According to Colin Amery, who chaired an exhibition of Lutyens' work in the 1980s, "some of [Lutyens'] finest memorials and tombs" are to be found in Mells, and Edward Horner's memorial is one of "Lutyens' best and most moving tributes to the waste of life in the Great War". In his public war memorials (particularly the Cenotaph and the various memorials based on it), Lutyens often used abstract and ecumenical designs, feeling that a different form of architecture was needed to convey the sense of sorrow at the enormous loss of life. Where he was commissioned to commemorate an individual, however, Lutyens was more open to conventional imagery, such as a statue of an officer. According to Tim Skelton, author of Lutyens and the Great War (2008), the Horner statue is "widely considered to be one of the most moving of personal memorials to the [First World War]". Lutyens' original design for Horner's memorial included pillars rising from the plinth to enclose the statue in a mausoleum, but this part of the proposal was not implemented. Munnings' mould for the statue is on display at the Munnings Art Museum, in his former home and studio in Dedham in Essex.

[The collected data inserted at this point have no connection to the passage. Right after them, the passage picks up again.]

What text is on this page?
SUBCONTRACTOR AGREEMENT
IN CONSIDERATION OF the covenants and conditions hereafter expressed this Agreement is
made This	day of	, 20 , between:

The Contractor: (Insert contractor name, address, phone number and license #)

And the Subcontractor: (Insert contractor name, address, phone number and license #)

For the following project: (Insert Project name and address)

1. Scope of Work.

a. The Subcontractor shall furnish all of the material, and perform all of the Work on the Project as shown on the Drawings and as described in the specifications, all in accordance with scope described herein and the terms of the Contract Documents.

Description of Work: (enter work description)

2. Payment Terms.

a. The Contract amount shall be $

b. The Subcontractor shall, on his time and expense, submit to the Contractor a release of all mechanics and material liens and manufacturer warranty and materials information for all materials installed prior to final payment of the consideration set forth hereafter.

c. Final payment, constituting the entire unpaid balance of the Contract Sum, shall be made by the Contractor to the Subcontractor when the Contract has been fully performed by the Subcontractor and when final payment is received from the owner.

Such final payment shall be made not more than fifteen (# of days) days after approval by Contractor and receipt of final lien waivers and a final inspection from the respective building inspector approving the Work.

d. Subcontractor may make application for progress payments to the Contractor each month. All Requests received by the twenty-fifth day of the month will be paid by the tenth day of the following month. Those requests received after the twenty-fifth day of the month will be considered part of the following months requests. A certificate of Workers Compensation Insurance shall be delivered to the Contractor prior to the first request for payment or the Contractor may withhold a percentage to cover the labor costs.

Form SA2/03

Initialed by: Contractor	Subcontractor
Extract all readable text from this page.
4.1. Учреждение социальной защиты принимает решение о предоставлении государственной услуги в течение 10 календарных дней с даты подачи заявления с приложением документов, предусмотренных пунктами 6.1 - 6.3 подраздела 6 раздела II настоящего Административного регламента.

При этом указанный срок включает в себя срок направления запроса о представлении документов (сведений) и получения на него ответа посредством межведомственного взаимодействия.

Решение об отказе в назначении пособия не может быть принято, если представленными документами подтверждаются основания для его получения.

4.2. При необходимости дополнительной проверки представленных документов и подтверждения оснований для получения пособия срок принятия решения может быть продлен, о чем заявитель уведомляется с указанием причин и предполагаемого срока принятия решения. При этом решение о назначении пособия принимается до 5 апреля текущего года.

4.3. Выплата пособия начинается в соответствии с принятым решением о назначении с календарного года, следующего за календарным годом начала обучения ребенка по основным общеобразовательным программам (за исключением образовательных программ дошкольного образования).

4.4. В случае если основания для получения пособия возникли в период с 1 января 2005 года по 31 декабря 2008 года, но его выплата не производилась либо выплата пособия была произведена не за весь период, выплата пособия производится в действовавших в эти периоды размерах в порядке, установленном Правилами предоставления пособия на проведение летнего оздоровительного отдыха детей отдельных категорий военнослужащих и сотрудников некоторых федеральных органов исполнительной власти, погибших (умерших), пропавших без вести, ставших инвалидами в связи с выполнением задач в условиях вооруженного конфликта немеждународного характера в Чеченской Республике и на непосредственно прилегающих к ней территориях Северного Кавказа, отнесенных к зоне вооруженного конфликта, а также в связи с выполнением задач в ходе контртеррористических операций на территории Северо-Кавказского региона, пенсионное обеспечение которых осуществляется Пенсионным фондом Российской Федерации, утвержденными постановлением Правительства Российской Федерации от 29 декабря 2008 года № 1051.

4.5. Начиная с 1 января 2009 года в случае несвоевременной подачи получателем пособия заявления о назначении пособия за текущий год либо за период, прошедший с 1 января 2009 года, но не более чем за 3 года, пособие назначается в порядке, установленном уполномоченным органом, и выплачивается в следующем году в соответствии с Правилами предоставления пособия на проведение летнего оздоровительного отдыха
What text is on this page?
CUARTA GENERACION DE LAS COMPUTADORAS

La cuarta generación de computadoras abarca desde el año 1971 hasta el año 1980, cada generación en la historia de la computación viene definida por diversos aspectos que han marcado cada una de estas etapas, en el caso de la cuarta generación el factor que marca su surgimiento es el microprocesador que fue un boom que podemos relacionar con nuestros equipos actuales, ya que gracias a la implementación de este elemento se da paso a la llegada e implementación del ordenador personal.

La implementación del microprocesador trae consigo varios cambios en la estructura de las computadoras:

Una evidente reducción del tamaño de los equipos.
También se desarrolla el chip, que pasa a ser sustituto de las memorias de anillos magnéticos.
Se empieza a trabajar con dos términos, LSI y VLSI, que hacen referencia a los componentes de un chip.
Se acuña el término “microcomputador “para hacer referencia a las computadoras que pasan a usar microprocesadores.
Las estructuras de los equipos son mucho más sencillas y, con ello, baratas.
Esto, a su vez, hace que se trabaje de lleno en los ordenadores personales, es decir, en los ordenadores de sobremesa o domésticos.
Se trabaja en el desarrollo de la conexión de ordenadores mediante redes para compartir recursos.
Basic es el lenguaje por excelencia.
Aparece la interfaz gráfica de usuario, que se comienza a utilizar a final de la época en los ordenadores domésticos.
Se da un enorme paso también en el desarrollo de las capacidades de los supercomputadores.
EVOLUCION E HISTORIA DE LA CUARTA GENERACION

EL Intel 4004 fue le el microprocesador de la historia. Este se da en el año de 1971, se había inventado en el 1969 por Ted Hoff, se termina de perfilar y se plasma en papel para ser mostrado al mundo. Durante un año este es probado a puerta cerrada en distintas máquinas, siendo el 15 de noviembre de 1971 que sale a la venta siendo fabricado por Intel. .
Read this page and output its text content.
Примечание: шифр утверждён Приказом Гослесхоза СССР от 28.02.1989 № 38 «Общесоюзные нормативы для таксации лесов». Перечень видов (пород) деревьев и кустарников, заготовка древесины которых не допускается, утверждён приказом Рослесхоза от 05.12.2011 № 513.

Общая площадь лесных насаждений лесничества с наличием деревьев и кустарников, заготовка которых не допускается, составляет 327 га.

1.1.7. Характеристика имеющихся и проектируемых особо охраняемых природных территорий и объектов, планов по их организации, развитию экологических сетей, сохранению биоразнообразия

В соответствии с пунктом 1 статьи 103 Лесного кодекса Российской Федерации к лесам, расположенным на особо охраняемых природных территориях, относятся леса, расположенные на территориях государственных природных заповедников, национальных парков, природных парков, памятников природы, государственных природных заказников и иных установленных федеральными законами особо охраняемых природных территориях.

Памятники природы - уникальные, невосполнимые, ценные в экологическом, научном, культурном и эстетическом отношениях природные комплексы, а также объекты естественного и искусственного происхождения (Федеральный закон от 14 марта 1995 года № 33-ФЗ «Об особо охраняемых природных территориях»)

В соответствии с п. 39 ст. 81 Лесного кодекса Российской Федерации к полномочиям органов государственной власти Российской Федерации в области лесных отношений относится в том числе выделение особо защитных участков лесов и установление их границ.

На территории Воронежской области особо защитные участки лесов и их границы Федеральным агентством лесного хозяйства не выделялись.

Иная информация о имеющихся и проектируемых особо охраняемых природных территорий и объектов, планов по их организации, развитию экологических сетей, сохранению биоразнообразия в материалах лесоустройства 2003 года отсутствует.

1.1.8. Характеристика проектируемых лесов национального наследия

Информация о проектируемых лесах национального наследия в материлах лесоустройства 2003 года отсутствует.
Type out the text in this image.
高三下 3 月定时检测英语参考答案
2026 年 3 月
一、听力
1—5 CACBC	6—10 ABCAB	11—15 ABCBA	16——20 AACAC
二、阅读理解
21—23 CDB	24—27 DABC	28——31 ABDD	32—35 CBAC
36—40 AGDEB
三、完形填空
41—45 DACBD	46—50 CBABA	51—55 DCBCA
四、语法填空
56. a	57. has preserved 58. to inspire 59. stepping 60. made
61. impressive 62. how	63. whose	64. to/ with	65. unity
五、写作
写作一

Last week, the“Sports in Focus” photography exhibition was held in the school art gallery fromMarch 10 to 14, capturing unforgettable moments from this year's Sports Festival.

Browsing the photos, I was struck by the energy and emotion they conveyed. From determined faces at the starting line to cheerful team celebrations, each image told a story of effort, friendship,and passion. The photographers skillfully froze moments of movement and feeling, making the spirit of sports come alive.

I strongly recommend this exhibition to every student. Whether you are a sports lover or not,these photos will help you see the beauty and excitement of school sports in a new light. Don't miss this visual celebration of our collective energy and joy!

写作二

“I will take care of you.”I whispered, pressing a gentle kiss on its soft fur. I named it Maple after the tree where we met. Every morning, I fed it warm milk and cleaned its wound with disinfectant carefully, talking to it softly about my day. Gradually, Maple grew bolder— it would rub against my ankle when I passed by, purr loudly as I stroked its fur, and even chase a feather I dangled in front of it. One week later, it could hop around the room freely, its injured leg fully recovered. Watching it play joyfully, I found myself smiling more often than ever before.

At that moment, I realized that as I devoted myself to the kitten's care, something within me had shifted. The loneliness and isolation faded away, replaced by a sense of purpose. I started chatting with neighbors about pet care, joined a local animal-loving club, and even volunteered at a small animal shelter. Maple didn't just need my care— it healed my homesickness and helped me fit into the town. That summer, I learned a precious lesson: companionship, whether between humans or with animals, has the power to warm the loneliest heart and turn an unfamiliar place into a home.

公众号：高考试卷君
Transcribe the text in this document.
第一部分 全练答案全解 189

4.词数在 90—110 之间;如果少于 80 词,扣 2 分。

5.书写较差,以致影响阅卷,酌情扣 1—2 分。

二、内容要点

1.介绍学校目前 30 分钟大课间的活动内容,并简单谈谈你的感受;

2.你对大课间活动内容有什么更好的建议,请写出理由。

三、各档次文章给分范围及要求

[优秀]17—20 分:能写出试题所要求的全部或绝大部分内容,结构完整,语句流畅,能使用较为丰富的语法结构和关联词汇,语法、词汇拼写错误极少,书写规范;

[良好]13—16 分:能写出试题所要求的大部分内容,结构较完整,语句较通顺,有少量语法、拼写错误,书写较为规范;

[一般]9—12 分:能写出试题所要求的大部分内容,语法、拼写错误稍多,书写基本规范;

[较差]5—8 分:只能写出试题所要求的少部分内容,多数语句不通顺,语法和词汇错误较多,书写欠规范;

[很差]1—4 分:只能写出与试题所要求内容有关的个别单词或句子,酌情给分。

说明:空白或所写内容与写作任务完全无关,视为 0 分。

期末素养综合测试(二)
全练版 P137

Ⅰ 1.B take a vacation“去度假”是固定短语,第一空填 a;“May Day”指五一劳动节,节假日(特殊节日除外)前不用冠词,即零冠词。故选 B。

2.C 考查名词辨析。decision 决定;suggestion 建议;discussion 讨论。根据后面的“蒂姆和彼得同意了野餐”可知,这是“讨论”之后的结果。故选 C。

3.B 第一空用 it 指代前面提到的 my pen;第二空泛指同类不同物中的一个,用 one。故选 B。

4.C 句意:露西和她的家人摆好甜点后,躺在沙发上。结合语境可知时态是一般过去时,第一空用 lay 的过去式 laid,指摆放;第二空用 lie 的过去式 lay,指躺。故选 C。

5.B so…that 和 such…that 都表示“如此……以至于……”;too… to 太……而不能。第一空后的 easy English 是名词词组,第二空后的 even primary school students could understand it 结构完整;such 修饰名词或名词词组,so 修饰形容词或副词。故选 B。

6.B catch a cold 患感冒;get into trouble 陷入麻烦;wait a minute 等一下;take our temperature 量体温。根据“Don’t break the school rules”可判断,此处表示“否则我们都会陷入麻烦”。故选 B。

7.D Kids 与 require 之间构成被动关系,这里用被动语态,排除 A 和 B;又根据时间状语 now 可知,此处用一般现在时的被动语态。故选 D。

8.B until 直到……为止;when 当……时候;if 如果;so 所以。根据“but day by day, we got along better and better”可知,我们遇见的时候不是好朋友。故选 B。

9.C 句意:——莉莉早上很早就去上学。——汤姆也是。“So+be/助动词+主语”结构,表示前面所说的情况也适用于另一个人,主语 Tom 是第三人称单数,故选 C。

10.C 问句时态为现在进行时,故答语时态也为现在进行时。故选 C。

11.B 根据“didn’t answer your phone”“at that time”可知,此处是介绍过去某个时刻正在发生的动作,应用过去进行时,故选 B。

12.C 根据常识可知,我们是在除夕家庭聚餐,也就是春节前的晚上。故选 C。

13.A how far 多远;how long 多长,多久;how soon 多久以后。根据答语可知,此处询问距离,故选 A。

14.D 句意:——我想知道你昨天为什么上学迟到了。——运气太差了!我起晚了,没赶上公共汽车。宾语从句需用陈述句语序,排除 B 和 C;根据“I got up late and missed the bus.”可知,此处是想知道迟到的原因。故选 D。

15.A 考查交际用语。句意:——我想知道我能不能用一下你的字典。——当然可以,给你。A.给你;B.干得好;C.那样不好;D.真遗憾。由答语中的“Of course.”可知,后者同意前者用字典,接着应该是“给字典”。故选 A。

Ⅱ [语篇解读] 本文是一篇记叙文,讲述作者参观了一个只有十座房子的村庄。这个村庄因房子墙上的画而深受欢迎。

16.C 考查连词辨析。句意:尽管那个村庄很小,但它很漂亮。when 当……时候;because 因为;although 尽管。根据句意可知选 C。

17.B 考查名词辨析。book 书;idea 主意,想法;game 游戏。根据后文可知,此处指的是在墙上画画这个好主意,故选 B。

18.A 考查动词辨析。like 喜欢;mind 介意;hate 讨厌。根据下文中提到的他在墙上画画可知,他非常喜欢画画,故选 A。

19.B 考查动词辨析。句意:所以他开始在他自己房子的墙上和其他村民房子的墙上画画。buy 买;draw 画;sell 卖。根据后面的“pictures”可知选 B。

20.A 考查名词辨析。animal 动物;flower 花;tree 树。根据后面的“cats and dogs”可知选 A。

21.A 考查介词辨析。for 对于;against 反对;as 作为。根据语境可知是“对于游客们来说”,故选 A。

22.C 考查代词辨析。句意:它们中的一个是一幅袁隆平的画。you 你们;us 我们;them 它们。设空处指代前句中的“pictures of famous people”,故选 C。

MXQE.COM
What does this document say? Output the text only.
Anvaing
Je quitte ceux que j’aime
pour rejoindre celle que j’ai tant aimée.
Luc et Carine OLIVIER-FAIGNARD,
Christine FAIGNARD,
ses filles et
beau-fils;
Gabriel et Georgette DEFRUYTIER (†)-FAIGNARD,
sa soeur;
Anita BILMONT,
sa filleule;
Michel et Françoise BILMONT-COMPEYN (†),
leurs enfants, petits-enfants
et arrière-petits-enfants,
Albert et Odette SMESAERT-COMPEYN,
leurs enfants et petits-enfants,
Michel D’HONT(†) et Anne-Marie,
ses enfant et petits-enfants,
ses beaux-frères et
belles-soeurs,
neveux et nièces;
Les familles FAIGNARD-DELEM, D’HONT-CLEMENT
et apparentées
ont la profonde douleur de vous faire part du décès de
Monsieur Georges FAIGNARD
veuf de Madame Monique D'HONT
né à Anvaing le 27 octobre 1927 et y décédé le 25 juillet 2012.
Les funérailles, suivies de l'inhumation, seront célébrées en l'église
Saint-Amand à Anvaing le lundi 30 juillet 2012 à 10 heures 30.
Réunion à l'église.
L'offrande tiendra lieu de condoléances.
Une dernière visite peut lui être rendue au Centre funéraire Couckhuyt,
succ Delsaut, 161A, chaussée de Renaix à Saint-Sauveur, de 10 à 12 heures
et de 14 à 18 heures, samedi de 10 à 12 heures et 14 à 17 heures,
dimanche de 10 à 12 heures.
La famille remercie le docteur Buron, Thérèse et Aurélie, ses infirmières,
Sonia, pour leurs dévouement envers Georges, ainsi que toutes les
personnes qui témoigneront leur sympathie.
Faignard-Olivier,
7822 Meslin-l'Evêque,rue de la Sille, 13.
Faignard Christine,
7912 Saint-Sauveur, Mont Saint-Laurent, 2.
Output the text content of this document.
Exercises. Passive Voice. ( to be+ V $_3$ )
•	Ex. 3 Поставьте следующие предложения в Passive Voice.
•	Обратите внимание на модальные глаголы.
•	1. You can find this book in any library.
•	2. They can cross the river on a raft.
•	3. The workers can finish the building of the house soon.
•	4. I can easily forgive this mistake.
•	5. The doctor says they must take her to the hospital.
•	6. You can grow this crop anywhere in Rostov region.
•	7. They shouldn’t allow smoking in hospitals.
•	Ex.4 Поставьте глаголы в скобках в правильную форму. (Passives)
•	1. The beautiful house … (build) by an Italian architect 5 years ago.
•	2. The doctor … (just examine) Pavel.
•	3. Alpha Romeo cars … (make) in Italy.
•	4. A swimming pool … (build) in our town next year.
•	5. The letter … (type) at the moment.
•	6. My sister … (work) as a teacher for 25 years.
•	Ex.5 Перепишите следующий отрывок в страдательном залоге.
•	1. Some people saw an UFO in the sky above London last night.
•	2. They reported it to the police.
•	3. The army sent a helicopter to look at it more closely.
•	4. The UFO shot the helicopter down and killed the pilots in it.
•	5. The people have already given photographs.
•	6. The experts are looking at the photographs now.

The statue was installed in 1920. It cost over £1,000 and was by far the largest and most elaborate of the several war-related monuments in Mells. Frances Horner initially hoped for it to stand underneath the church's bell tower, but the suggestion prompted objections from villagers and the churchwardens, who were hesitant about having it in the church at all. Thus it was placed in the Horner chapel, on the north side of the chancel. In 2007 it was moved to the west end of the north aisle, as the church trustees wished to create space to allow more flexible use of the church.